Presco has demonstrated an outstanding financial trajectory, achieving an impressive 93% revenue growth in 2024 alone. Over the past five years, the company has expanded nearly ninefold, progressing from N23.9 billion in 2020 to N198.2 billion by the end of 2024. This remarkable performance places Presco ahead of its closest competitor, Okomu Oil Palm, and serves as a model for business sustainability and profitability.
How Presco Surpassed Its Competition
Five years ago, Presco and Okomu Oil Palm were operating at similar revenue levels. In 2020, both companies reported earnings around N23 billion, with Presco posting a net profit of N5.3 billion, while Okomu Oil Palm recorded N2.9 billion. However, between 2021 and 2024, the gap widened significantly—not due to Okomu’s decline, but because Presco mastered profitability strategies that allowed it to consistently outperform expectations.
Presco, a major Nigerian oil palm producer, oversees over 26,000 hectares of plantations in Edo and Delta states—a land area significantly larger than the Dangote Refinery complex. Originally owned by the Bendel State Government, it later transitioned to Belgian-owned SIAT Group, before being acquired by Saroafrica International in 2024.
Despite Nigeria’s tough economic climate, Presco has navigated challenges strategically to maintain a steady profit trajectory. Based on a financial review, here are the three major strategies driving the company’s success.

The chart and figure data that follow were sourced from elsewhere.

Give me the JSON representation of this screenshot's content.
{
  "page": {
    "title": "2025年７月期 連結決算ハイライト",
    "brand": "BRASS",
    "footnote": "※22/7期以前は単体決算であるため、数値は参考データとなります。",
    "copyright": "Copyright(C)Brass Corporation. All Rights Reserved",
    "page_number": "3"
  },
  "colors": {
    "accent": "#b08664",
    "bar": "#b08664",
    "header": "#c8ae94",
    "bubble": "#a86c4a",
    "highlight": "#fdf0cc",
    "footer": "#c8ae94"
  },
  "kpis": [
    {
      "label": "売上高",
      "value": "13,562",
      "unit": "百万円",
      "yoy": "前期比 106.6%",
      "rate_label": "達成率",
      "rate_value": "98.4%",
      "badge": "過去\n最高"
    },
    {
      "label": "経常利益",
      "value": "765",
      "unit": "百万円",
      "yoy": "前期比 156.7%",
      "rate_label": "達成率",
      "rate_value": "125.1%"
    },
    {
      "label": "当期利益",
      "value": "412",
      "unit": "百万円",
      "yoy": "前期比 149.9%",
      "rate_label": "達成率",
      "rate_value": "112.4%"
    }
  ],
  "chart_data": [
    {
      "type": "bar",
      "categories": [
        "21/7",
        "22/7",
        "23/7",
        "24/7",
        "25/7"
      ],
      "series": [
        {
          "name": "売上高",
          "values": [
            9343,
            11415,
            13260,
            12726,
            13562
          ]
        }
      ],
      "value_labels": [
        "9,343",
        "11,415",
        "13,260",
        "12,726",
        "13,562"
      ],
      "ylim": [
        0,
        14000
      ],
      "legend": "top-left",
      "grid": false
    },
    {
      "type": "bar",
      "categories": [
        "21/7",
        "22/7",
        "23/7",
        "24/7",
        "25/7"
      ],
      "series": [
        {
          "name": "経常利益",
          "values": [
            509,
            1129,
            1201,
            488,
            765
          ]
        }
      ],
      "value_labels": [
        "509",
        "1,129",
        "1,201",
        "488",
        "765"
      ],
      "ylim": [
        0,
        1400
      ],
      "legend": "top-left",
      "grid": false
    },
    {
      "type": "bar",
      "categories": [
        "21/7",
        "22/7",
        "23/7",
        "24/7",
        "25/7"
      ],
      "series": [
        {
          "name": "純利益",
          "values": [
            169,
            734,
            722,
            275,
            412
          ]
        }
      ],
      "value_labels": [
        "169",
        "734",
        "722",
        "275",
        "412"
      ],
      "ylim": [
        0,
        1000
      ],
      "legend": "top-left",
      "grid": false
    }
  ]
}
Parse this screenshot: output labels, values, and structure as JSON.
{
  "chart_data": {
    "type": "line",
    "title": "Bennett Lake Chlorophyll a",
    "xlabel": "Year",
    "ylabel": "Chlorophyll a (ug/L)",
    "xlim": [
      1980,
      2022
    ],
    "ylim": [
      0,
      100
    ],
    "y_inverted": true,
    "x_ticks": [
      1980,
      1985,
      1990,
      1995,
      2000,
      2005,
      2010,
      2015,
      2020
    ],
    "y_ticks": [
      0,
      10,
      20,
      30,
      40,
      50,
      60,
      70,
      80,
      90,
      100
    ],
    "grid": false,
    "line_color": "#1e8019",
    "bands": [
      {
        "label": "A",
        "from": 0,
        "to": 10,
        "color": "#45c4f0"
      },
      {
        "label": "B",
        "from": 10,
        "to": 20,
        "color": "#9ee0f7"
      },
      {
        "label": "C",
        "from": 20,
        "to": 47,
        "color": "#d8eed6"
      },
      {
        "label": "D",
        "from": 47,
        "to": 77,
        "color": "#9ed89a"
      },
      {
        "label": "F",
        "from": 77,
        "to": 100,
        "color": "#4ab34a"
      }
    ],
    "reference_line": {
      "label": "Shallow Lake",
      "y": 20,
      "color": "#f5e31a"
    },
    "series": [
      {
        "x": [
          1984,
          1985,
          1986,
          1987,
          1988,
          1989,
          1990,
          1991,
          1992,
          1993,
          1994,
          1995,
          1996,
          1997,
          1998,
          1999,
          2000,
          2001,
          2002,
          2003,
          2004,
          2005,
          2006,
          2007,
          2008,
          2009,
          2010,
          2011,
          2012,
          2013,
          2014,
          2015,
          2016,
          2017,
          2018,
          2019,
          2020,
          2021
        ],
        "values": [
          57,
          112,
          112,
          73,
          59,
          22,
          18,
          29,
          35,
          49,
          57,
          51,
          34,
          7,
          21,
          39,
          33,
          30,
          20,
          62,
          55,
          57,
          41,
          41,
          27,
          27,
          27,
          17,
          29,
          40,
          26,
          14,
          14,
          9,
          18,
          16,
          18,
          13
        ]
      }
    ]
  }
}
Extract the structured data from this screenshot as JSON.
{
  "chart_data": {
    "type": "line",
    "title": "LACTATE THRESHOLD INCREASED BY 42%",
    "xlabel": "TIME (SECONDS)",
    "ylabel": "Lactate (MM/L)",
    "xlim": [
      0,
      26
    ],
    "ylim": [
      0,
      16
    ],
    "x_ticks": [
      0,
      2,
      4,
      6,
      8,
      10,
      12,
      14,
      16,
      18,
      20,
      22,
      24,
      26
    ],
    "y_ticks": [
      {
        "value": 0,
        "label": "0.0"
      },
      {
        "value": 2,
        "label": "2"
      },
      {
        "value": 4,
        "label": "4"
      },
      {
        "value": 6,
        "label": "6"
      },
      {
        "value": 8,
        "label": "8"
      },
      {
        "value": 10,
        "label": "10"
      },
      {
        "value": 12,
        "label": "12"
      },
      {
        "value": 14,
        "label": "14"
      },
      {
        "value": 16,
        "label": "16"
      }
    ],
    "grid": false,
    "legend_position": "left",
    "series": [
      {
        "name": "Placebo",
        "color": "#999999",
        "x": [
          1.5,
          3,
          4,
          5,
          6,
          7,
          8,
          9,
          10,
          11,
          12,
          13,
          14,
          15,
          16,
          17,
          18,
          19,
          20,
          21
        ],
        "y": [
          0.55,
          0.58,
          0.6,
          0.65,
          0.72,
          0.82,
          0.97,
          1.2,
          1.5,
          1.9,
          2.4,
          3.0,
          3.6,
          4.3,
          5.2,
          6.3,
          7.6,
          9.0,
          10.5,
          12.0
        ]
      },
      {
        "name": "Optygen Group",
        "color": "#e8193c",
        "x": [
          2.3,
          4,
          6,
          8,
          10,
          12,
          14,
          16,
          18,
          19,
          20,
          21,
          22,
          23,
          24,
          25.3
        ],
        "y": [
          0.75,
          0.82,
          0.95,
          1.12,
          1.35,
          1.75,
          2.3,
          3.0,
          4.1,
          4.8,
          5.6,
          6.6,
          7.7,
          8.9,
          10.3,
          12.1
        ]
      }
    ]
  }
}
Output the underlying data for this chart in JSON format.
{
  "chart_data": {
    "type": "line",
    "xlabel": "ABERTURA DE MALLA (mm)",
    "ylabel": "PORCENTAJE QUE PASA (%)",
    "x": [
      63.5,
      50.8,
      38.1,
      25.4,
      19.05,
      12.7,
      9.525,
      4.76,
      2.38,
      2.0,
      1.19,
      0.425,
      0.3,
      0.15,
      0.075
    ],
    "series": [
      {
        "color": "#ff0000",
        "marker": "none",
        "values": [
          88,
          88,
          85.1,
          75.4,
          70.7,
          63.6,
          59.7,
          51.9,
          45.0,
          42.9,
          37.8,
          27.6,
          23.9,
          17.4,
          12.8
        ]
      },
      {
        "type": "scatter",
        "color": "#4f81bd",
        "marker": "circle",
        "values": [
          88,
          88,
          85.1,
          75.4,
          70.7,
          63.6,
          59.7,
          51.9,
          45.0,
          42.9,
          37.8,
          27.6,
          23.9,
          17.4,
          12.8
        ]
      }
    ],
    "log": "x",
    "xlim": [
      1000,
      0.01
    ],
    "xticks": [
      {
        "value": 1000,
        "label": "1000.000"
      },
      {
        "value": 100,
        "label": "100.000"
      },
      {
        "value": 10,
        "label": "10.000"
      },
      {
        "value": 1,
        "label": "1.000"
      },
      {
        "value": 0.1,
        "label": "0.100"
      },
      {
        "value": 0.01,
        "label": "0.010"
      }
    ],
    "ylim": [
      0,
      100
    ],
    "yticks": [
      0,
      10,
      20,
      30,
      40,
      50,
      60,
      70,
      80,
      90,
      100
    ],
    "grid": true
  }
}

1. Strategic Capital Investments Fuel Growth
At first glance, Presco’s financial success might seem linked to global palm oil price fluctuations. Palm oil prices peaked at $1,700 per tonne in 2022 before falling to $780 per tonne in 2023. However, since Nigeria remains a net importer, with annual production of just 1.5 million tonnes compared to a 3 million-tonne demand, export revenue was never the primary driver behind Presco’s growth.
Instead, the company’s rise can be attributed to strategic capital investments. Between 2020 and 2024, Presco invested a staggering N105.2 billion in capital expenditures, with N67.5 billion spent in 2024 alone. A significant portion of this investment went into acquiring a majority stake in Ghana Oil Palm Development Company, expanding Presco’s influence beyond Nigeria.
With an average Return on Invested Capital (ROIC) of 20% over this period, Presco is a prime example of efficient spending and smart reinvestment. These well-calculated investments have propelled the company’s total assets from N73.8 billion in 2020 to N422 billion in 2024, a fivefold increase.
2. Optimising Operating Expenses for Higher Profitability
A company’s Operating Expenses Ratio (OER) determines how much of its revenue is spent on running daily operations. In the agricultural and palm oil industry, an optimal OER typically falls between 20% and 30%.
Between 2020 and 2023, Presco’s OER fluctuated between 30% and 22%, but in 2024, it dropped to an industry-low 18%. This decline indicates that Presco has significantly improved cost management, ensuring that a larger portion of its revenue is retained as profit.
By maintaining an OER below industry benchmarks, Presco has ensured sustained profitability, allowing it to outpace competitors in financial performance.
3. Minimising Foreign Exchange (FX) Exposure
Unlike many Nigerian companies that have struggled with exchange rate volatility, Presco has taken deliberate steps to limit its exposure to foreign currency risks. By avoiding FX-denominated loans and foreign currency obligations, the company has protected itself from the financial strain caused by Naira depreciation.
This strategy has provided stability, ensuring that earnings remain strong regardless of currency fluctuations—a key factor behind the company’s consistent profit margins.
2020-2024: A Golden Era for Presco
Between 2020 and 2024, Presco has maintained an exceptional revenue growth trend, nearly doubling its earnings year after year:
- 2020: N23.9 billion
- 2021: N47.4 billion
- 2022: N81 billion
- 2023: N102.4 billion
- 2024: N198.2 billion
However, beyond revenue growth, Presco’s profitability metrics set it apart from industry peers like Okomu Oil Palm and Okitipupa Oil Palm.
- Gross Profit Margin: 66% (five-year average)
- Net Profit Margin: 41%, compared to Okomu Oil Palm’s 25% and Okitipupa Oil Palm’s 28%
- Return on Equity (RoE): Climbed from 18% in 2020 to 91% in 2024—one of the highest in Nigeria
- Return on Assets (RoA): Increased from 7% in 2020 to 35% in 2024, reflecting optimal resource utilization
The Big Question: What’s Driving Presco’s Success?
Presco’s financial performance over the past five years has been nothing short of impressive. But beyond the numbers, its commitment to strategic investments, cost efficiency, and risk management has played a crucial role.
By maintaining a low operating expense ratio, making smart capital investments, and limiting FX exposure, Presco has not only survived economic fluctuations but has emerged as a leader in Nigeria’s oil palm industry.